N nodes connect by N*(N-1)/2 impedances. For N=11, 11*(11-1)/2=55 Impedances

Considering resistivity values, permittivity values and operating frequencies, in this case, impedances appear to simplify simplify to resistances. EZMod3D will automatically set all the limits but one to GND, drive the non GND one with a voltage source, simulate that structure and extract all the currents in all the GND pins. This allows computing the N-1 impedances between the non GND pin and all the GND pins. Then moving around the non GND pin in N-1 simulations gives the whole picture and the equivalent netlist can be created.

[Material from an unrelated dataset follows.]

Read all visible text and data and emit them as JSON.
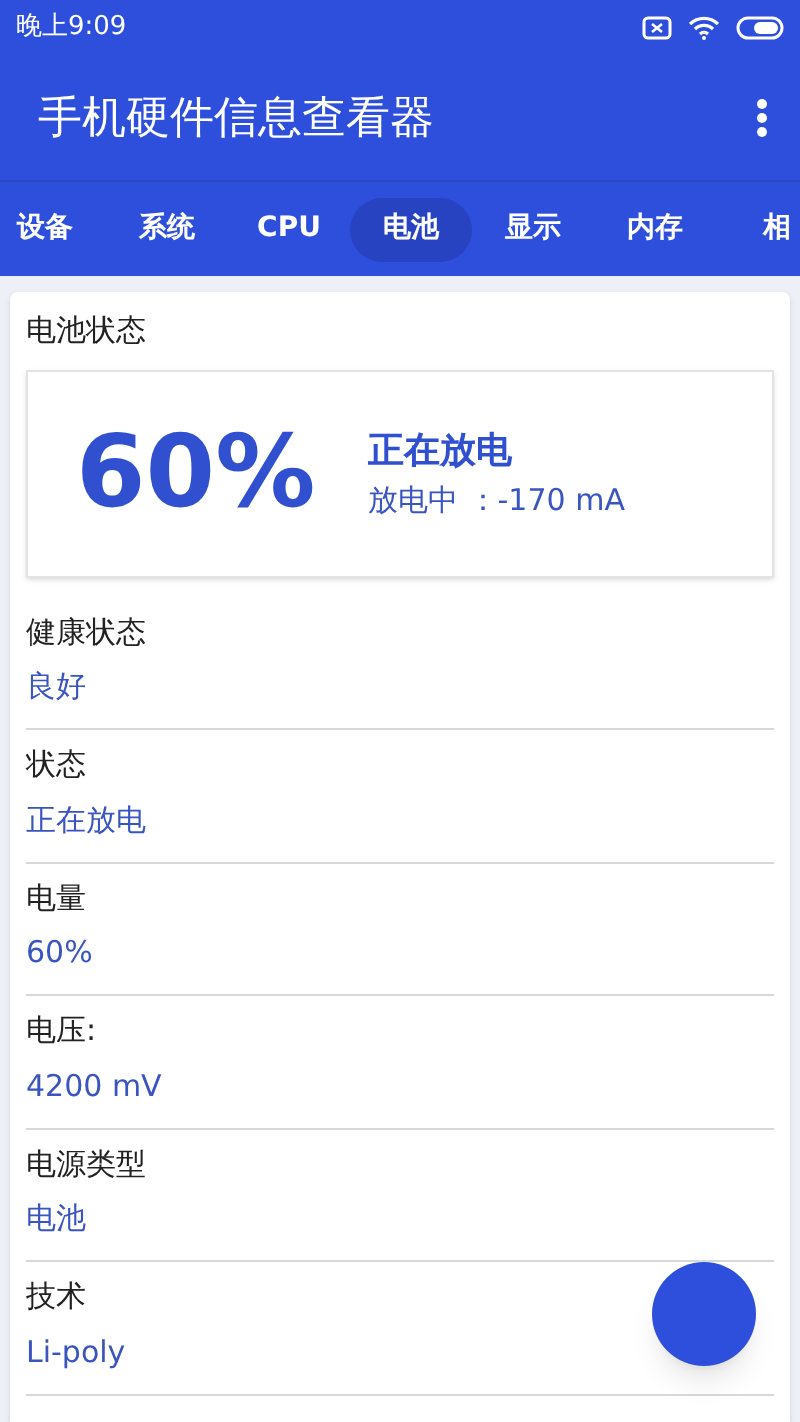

I had to run the extraction again for the purpose of getting figures to write that post. EZMod3D required 40 Mbytes memory to run and completed in about one hour and a half on a 4 years old core i7 laptop. It issued directly the following netlist:

.SUBCKT EQUIV
+ Node2
+ Node3
+ Node4
+ Node5
+ Node6
+ Node7
+ Node8
+ Node9
+ Node10
+ Node11
+ Node12
R1130 Node2 Node3 1.02408199664998670e+001
R2130 Node2 Node4 2.17593122679717650e+001
R3130 Node2 Node5 1.62515077027132730e+001
R4130 Node2 Node6 8.51530376823227900e+000
R5130 Node2 Node7 2.62288581224144860e+001
R6130 Node2 Node8 2.52566606961607540e+001
R7130 Node2 Node9 6.66757628924332550e+001
R8130 Node2 Node10 1.13673924166039660e+001
R9130 Node2 Node11 3.30231595959797420e+001
R10130 Node2 Node12 2.56098355567696920e+001
R2131 Node3 Node4 1.48623723718801100e+001
R3131 Node3 Node5 1.13061579624792760e+001
R4131 Node3 Node6 7.77357320381043330e+000
R5131 Node3 Node7 1.98342928529872720e+001
R6131 Node3 Node8 1.88483495757762750e+001
R7131 Node3 Node9 6.07654417616208920e+001
R8131 Node3 Node10 9.92209211715984910e+000
R9131 Node3 Node11 2.57862772544557010e+001
R10131 Node3 Node12 2.02746422406297140e+001
etc…

No need to go further here, there is no added value in reading this stuff!

At the time I designed the chip, the netlist could be simulated together with the circuit schematic and the package equivalent schematic, connecting the substrate pins of the cells to the substrate schematic and connecting the package pins appropriately. The simulation showed a number of issues that were not visible without substrate coupling. In particular, some fast current pulses resulting from simultaneous conduction in large CMOS inverters did couple through and caused undesired signals in the quite area. Usually when you face a substrate coupling issue you have to reduce the amplitude of disturbing signal through all possible design techniques, reduce the sensitivity of the disturbed cell and reduce coupling through substrate by a couple of technique I may detail in another post.

In the example case I decided to use two substrate zones, with two separate pads and package pins. EZMod3D predicted 6 ohms resistance between the two substrate zones. Together with 0.5 ohms for bonding, this approach improved substrate coupling by more than 20 dB. When the samples came in, one of the first measurements I did was the resistance between the two substrate pins. The measured value was 7 ohms. Pretty good agreement showing the validity of assumptions. And the coupling between noisy and quiet cells met the specification. Since that time, I have simulated substrate coupling for many chips and that often helped me optimizing the floorplan before any layout was done, saving lots of manpower and probably some runs.